C’est là un des nombreux sacrifices que la Zambie a faits pour voir l’Afrique australe en général, et l’Afrique du sud en particulier, libre. Ce revers entérine la fin de règne à venir d’un des pères fondateurs de l’Afrique contemporaine.
Kenneth David Kaunda naît en 1924 de parents originaires du Malawi, dans ce qui est appelé à l’époque la Rhodésie du nord. Son père est un pasteur missionnaire qui lui transmet sa foi et sa mère est une des premières enseignantes noires du pays sous occupation. Jeune, il est déjà témoin des effets de la politique de ségrégation de l’administration coloniale britannique.
La difficile accession vers l’indépendance
Kenneth Kaunda reçoit une formation d’enseignant et donne des cours à temps partiel dans sa ville natale de Lubwa où il est déjà actif politiquement. Il s’installe dans la capitale Salisbury (aujourd’hui Lusaka) et gravit peu à peu les échelons du mouvement anticolonialiste. Il devient secrétaire générale de l’ANC sous la présidence locale d’Harry Nkumbula. Kenneth Kaunda parcourt des communes à vélo pour éveiller les populations sur leur état inacceptable de pauvreté et les conséquences des politiques de discrimination coloniale. Il est jeté en prison avec Harry Nkumbula pendant 2 mois.
C’est un Kaunda radicalisé qui retrouve la liberté. Il rompt avec Nkumbula qui se montre disposé à préserver certains privilèges des Blancs. Il crée alors la ZANC (Zambian African National Congress) qui est interdite en 1959. Il est condamné de nouveau à 9 mois de prison. A sa sortie, il internationalise le combat et se rend notamment aux USA où il rencontre Martin Luther King et Malcolm X.
Kenneth Kaunda organise le Cha-Cha-Cha, campagne de désobéissance civile par les populations qui vise à paralyser le pays. Sous pression, les colons anglais commencent à lâcher. Le leader indépendantiste devient ministre, est élu premier ministre et devient le premier président de la Rhodésie du nord à l’indépendance en 1964.
Kaunda, le président humaniste
KK comme l’appellent affectueusement ses concitoyens se demande comment unir un pays composé de 73 peuples. Il le nomme d’après le fleuve Zambezi (Zambèze). Son slogan « Une Zambie, une nation » est repris partout. Il professe l’amour entre tous les humains, qui sont d’après lui toutes des créatures de Dieu. Il est comparé à Gandhi et édicte une philosophie nationale baptisée Humanisme Zambien et dont les principaux points sont les suivants :
- L’humain est au centre de tout.
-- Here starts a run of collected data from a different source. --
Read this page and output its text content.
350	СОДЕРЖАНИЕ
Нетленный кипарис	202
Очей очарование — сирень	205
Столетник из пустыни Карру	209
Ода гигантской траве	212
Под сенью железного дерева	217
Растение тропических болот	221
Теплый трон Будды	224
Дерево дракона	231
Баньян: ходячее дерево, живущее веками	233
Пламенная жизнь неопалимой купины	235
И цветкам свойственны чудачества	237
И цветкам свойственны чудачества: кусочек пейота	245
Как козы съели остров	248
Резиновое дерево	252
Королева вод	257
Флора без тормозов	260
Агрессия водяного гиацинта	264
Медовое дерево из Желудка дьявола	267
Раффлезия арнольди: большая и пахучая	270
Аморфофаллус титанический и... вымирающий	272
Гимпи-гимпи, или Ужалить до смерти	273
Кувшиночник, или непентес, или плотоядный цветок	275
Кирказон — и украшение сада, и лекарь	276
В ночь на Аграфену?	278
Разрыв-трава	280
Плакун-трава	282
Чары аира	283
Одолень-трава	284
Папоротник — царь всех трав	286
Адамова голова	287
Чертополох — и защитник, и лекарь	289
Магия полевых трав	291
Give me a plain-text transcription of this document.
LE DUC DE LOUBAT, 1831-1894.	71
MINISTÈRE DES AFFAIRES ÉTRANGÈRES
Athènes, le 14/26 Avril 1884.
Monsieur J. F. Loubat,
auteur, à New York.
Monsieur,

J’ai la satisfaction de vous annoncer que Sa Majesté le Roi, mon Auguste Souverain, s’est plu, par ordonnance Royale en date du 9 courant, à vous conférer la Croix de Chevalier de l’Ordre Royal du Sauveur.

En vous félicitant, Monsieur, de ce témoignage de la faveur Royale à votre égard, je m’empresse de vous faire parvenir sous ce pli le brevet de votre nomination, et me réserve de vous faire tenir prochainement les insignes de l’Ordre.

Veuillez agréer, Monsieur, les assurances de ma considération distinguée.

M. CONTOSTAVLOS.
Il n’est défini ni par sa couleur, sa nation, son orientation politique, sa religion, son niveau social.
- Il faut respecter l’humanité de chacun dans tout ce qu’on fait et dit.
- L’Humanisme rejette l’exploitation de l’homme par l’homme.
- Chaque humain doit avoir la volonté de travailler dur.
- Il faut travailler en communauté avec un esprit d’équipe.
- La famille étendue doit être la base de la communauté. On ne peut pas rejeter les personnes âgées pour les mettre dans des maisons de retraite, elles doivent faire partie de la famille étendue.
Le président se manifeste ceci dit par une gestion totalitaire du pays. Il interdit les partis d’opposition. C’est le règne du parti unique UNIP.
Kaunda, le président panafricaniste et anti-impérialiste
La Zambie accède à l’indépendance au milieu d’une Afrique australe sous le joug des colons britanniques, portugais et hollandais. Dans la suite de Julius Nyerere en Tanzanie qui a hébergé et soutenu les mouvements indépendantistes de la région, Kenneth Kaunda offre l’abri aux anticolonialistes. Il est convaincu comme Kwame Nkrumah l’a martelé, qu’aucune indépendance africaine n’est complète si l’Afrique entière n’est pas libre. La Zambie va payer très chère cette politique régionale. Elle se voit bombardée incessamment par le gouvernement de l’apartheid. Des vies humaines sont perdues, des infrastructures sont détruites. KK décrit cette période comme « un enfer ».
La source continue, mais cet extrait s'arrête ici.